We want to understand how the time needed to check if two trees are mirror images grows as the trees get bigger.

How does the number of steps change when the trees have more nodes?

Scenario Under Consideration

Analyze the time complexity of the following code snippet.


bool isMirror(TreeNode* t1, TreeNode* t2) {
    if (!t1 && !t2) return true;
    if (!t1 || !t2) return false;
    return (t1->val == t2->val) 
        && isMirror(t1->left, t2->right) 
        && isMirror(t1->right, t2->left);
}

bool isSymmetric(TreeNode* root) {
    return isMirror(root, root);
}
    

This code checks if a tree is symmetric by comparing its left and right sides recursively.

Identify Repeating Operations
  • Primary operation: Recursive calls comparing pairs of nodes.
  • How many times: Once for each node in the tree, visiting all nodes.
How Execution Grows With Input

Each node is checked once against its mirror node, so the steps grow as the number of nodes grows.

Input Size (n)Approx.
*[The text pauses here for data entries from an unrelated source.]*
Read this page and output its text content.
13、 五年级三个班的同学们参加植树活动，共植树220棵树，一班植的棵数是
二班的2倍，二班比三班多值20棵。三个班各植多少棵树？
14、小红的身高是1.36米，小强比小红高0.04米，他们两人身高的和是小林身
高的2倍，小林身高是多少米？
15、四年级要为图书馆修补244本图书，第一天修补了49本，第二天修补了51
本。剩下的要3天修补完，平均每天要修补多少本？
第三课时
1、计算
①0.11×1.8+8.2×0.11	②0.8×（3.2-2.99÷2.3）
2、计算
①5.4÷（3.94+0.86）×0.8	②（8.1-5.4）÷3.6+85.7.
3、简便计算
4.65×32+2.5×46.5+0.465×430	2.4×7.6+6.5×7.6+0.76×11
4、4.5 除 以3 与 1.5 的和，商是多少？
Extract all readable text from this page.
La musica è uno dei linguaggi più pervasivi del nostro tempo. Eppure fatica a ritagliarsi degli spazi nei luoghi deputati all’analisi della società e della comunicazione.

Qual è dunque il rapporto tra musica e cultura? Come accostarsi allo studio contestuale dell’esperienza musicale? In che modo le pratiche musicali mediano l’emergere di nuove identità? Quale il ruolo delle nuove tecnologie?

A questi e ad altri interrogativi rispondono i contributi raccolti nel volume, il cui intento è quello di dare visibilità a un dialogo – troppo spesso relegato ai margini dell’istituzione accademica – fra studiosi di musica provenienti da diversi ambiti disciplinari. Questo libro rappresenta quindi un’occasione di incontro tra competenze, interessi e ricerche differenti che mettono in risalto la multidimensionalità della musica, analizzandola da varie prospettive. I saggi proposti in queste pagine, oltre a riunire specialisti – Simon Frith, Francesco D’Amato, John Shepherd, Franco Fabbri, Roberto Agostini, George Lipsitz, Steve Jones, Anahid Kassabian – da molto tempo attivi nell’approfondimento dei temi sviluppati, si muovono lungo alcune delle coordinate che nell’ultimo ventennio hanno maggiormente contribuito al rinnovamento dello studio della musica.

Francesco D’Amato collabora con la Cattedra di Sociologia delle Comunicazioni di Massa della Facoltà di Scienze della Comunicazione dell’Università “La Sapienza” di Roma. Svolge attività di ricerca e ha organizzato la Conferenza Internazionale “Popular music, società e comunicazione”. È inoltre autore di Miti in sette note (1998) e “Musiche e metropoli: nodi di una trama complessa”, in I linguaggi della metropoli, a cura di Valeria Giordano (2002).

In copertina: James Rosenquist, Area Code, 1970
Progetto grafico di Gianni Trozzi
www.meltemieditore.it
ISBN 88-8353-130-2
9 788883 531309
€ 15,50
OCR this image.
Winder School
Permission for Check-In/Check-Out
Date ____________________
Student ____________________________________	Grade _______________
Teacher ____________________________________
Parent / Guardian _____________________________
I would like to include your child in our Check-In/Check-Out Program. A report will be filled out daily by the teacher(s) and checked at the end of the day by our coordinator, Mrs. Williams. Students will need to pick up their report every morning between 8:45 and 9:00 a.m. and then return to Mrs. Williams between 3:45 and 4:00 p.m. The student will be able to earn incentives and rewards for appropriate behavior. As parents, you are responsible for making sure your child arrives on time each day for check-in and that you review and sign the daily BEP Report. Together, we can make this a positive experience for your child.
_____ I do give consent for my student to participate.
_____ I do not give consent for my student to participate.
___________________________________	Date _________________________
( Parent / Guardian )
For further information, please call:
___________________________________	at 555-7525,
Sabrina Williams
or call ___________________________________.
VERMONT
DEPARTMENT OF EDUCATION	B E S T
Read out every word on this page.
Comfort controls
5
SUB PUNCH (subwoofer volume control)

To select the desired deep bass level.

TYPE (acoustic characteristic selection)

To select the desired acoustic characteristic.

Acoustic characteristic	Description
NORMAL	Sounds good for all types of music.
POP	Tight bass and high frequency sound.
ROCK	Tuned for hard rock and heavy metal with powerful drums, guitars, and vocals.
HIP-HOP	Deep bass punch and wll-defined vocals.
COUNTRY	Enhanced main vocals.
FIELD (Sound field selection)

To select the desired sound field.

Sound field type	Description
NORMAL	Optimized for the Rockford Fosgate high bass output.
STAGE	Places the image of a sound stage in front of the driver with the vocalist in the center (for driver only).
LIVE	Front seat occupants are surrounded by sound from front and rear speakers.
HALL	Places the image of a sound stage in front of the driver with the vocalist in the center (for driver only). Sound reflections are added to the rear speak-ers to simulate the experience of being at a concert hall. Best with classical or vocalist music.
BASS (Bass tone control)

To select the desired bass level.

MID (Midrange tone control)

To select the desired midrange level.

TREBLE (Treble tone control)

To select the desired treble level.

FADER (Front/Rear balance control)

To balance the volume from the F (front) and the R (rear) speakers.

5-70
Operations
10About 10 checks
100About 100 checks
1000About 1000 checks

Pattern observation: The number of steps grows roughly in direct proportion to the number of nodes.

Final Time Complexity

Time Complexity: O(n)

This means the time to check symmetry grows linearly with the number of nodes in the tree.

Common Mistake

[X] Wrong: "The function only checks half the nodes, so it runs in half the time."

[OK] Correct: Even though it compares pairs, every node is visited once, so the time still grows with all nodes.

Interview Connect

Understanding how recursive tree checks scale helps you explain your approach clearly and confidently in interviews.

Self-Check

"What if we changed the code to check symmetry iteratively using a queue? How would the time complexity change?"